The Galt Boys and Girls Club has hired a professional grant writer to seek $2.5 million in State Parks funding to construct a new Boys and Girls Club building.
The nonprofit agency has operated its after-school program at Fairsite Elementary School since the club's building was closed a year ago due to mold.
Club officials have asked the city of Galt to spend an estimated $100,000 to demolish the present Boys and Girls Club building at Caroline and Chabolla avenues and remove the foundation.
The club is also asking the city to make other commitments. They include:
- Amending the lease of the city-owned property by at least four years. The lease between the city and club expires in 2020, but the state requires a 20-year lease from the time the grant is approved.
- Providing signed letters of support from the Galt City Council, Parks and Recreation Department, Police Department and other appropriate city staff members.
- Providing matching funds. If the City Council agrees to pay the $100,000 to demolish the existing structure, that will count as matching funds, said Shane McLatchey, the club's executive director.
"We must show a community buy-in," McLatchey told the City Council last week.

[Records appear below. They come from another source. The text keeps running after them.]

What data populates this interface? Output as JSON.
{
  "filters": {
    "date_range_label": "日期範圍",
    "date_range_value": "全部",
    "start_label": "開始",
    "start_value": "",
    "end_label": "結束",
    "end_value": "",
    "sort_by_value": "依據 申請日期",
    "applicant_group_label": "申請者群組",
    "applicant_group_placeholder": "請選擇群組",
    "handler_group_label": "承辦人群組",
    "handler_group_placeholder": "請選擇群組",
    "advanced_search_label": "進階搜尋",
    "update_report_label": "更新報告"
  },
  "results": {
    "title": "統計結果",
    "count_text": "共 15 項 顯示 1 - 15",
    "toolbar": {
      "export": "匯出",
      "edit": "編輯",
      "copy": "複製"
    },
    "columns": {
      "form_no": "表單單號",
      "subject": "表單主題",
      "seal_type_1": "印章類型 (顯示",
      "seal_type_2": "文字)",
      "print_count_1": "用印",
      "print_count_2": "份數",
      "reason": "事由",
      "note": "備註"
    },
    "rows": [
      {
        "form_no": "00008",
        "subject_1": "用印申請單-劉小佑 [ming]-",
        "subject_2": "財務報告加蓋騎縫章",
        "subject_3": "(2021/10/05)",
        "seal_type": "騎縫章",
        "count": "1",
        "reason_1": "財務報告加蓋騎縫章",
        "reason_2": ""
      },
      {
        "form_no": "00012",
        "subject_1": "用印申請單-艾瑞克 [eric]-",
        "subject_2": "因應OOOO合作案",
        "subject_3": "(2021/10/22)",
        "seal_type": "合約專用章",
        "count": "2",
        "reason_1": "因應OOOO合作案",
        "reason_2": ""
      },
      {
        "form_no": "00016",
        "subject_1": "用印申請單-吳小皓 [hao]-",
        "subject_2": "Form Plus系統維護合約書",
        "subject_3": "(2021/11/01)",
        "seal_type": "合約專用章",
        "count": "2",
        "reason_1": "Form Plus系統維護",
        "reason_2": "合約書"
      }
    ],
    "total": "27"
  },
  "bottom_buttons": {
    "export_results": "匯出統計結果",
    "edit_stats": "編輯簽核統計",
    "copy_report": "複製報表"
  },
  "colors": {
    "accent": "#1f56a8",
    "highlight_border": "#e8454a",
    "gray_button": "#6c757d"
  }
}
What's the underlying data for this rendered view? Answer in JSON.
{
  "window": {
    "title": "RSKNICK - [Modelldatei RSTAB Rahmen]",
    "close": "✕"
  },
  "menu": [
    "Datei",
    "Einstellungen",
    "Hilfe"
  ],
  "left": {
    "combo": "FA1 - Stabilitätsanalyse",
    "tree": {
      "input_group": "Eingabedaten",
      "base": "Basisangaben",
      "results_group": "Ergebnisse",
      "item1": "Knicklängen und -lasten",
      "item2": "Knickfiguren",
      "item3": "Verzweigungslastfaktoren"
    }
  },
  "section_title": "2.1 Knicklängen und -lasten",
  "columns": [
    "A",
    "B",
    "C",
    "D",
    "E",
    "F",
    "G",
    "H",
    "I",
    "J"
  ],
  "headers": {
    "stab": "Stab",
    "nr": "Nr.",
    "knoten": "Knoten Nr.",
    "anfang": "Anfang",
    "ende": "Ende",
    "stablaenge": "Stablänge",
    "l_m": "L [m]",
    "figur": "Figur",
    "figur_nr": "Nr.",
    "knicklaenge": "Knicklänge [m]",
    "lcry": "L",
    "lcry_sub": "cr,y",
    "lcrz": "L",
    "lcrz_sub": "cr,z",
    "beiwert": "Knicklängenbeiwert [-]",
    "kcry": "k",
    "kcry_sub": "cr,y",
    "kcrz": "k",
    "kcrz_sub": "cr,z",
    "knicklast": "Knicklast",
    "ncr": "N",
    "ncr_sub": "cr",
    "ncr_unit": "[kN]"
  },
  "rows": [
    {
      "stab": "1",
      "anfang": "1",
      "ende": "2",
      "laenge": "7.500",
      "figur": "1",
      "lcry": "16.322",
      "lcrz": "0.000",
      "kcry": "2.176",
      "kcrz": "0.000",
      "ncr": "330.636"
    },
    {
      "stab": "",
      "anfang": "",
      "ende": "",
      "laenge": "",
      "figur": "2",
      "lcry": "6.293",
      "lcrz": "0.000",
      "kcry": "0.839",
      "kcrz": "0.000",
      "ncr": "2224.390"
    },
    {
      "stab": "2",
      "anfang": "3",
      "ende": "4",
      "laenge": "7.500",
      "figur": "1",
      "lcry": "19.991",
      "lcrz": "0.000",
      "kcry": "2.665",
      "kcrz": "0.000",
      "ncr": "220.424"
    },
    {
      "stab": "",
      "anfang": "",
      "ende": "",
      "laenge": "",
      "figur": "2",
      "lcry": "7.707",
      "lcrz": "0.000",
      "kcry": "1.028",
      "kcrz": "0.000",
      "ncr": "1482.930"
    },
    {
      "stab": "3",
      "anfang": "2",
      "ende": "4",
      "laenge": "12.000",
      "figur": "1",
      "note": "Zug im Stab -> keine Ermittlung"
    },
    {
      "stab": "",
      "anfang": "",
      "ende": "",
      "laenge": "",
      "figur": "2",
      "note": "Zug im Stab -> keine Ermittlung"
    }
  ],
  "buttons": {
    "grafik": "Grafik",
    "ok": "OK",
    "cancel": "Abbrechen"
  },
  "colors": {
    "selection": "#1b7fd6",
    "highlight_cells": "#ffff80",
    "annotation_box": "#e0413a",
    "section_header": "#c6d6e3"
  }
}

The more money contributed by the city and other sources, the better the chance that the Boys and Girls Club will receive the Murray-Hayden Urban Youth Services Grant, McLatchey said.
"I don't know what the likelihood is of getting a $2.5 million grant, but I know what the likelihood is if we never ask," said Galt Mayor Darryl Clare.
The City Council voted last week to submit letters of support, which McLatchey said he needs by Nov. 15. The council will consider amending its lease with the club to reflect the four-year extension at the Nov. 4 council meeting.
Clare said at last week's meeting that the council will consider using city money to demolish the existing building and contribute other matching funds after learning whether the state grant is approved.
However, McLatchey said Monday he will seek Galt's financial commitments on Nov. 4 because they need to be included in the letters of support. The letters will be considered more substantial if they contain the financial commitments, McLatchey said.
The city-owned Boys and Girls Club building has been closed since last November, when toxic mold was found in the building. Since that time, the program has operated at Fairsite Elementary School, a block away from the club building.
Between 80 and 140 children and teens participate in after-school activities through the Boys and Girls Club, McLatchey said.
McLatchey credits Jeff Jennings, superintendent of the Galt Joint Union Elementary School District and Fairsite Principal Mike Scully for allowing use of the Fairsite campus. Jennings and Scully serve on the 17-member Boys and Girls Club board of directors.
"If it wasn't for those two guys, the kids wouldn't have a place to play," McLatchey said. "Had we not had someone like Darryl Clare to help us work through this, we may not have a program."